AYALA-LED real estate investment trust AREIT Inc. will likely deliver a net income of P7.1 billion this year, Maybank Investment Banking Group said, driven by continued asset infusions, particularly in the second half.
In a report last Thursday, Maybank forecast that AREIT's 2024 earnings would rise by 44 percent year on year amid strong revenue and driven by an increase in gross leasable area (GLA) and assets under management (AUM).
AREIT saw its 2023 net income grow by 43 percent year on year to P4.9 billion following the purchase of new office buildings and malls in Metro Manila and Pampanga. Its properties registered an above-industry average occupancy of 97 percent.

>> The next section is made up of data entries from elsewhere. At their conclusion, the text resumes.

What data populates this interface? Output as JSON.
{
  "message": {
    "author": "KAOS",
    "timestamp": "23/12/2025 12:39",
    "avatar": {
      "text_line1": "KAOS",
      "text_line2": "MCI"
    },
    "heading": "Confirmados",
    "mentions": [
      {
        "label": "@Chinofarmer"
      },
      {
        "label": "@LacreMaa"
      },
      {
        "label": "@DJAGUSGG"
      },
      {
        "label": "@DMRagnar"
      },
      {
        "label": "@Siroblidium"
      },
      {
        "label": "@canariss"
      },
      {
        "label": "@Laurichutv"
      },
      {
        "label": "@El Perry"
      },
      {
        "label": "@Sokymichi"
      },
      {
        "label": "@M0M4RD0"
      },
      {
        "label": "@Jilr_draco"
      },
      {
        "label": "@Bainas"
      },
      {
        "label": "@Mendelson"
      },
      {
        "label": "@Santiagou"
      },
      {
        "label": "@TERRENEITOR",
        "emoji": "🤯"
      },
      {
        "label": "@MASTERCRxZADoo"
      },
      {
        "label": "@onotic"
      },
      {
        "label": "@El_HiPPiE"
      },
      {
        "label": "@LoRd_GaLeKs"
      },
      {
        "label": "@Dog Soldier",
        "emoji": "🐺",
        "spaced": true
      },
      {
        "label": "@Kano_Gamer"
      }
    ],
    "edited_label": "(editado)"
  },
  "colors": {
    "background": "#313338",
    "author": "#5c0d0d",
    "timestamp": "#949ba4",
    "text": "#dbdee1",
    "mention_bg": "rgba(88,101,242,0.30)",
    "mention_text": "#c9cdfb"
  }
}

Total revenues rose 41 percent to P7.14 billion thanks to steady operations and consistent asset infusions.
The Ayala-led firm also remained Maybank's top pick in the REIT sector due to its "proven ability to infuse assets while maintaining its occupancy rate at 97 percent and weighted average lease expiry at 10 years in 2023."
Earlier this year, the real estate investment trust's sponsor Ayala Land Inc. (ALI) and its subsidiaries AyalaLand Offices and Glensworth Development sold a total of 181 million common shares of AREIT for P5.6 billion in a property-for-share swap deal.
The investment bank noted that ALI shareholders would have to sell an additional 89 million AREIT shares in compliance with the free float requirement of 33.33 percent for the said acquisitions.
"As such, we expect another tender offer by the second quarter of 2024, which may provide a good entry point for investors," Maybank said.
The transactions, subject to regulatory approvals, will likely expand AREIT's GLA, or total floor space that generates rental income, by 326 percent to 3.9 million square meters and its AUM by 34 percent to P117 billion.
"The sponsorship of ALI ensures long-term growth prospects as it provides a healthy pipeline of infusions," the investment bank added.
AREIT, the Ayala Group's commercial REIT vehicle, has a portfolio of offices, retail and industrial lots as well as hotels strategically located in commercial centers in Metro Manila and key provinces.
The company's shares dropped by 10 centavos, or 0.29 percent, to P34.80 apiece last Friday amid a 2.09-percent decline for the benchmark Philippine Stock Exchange index.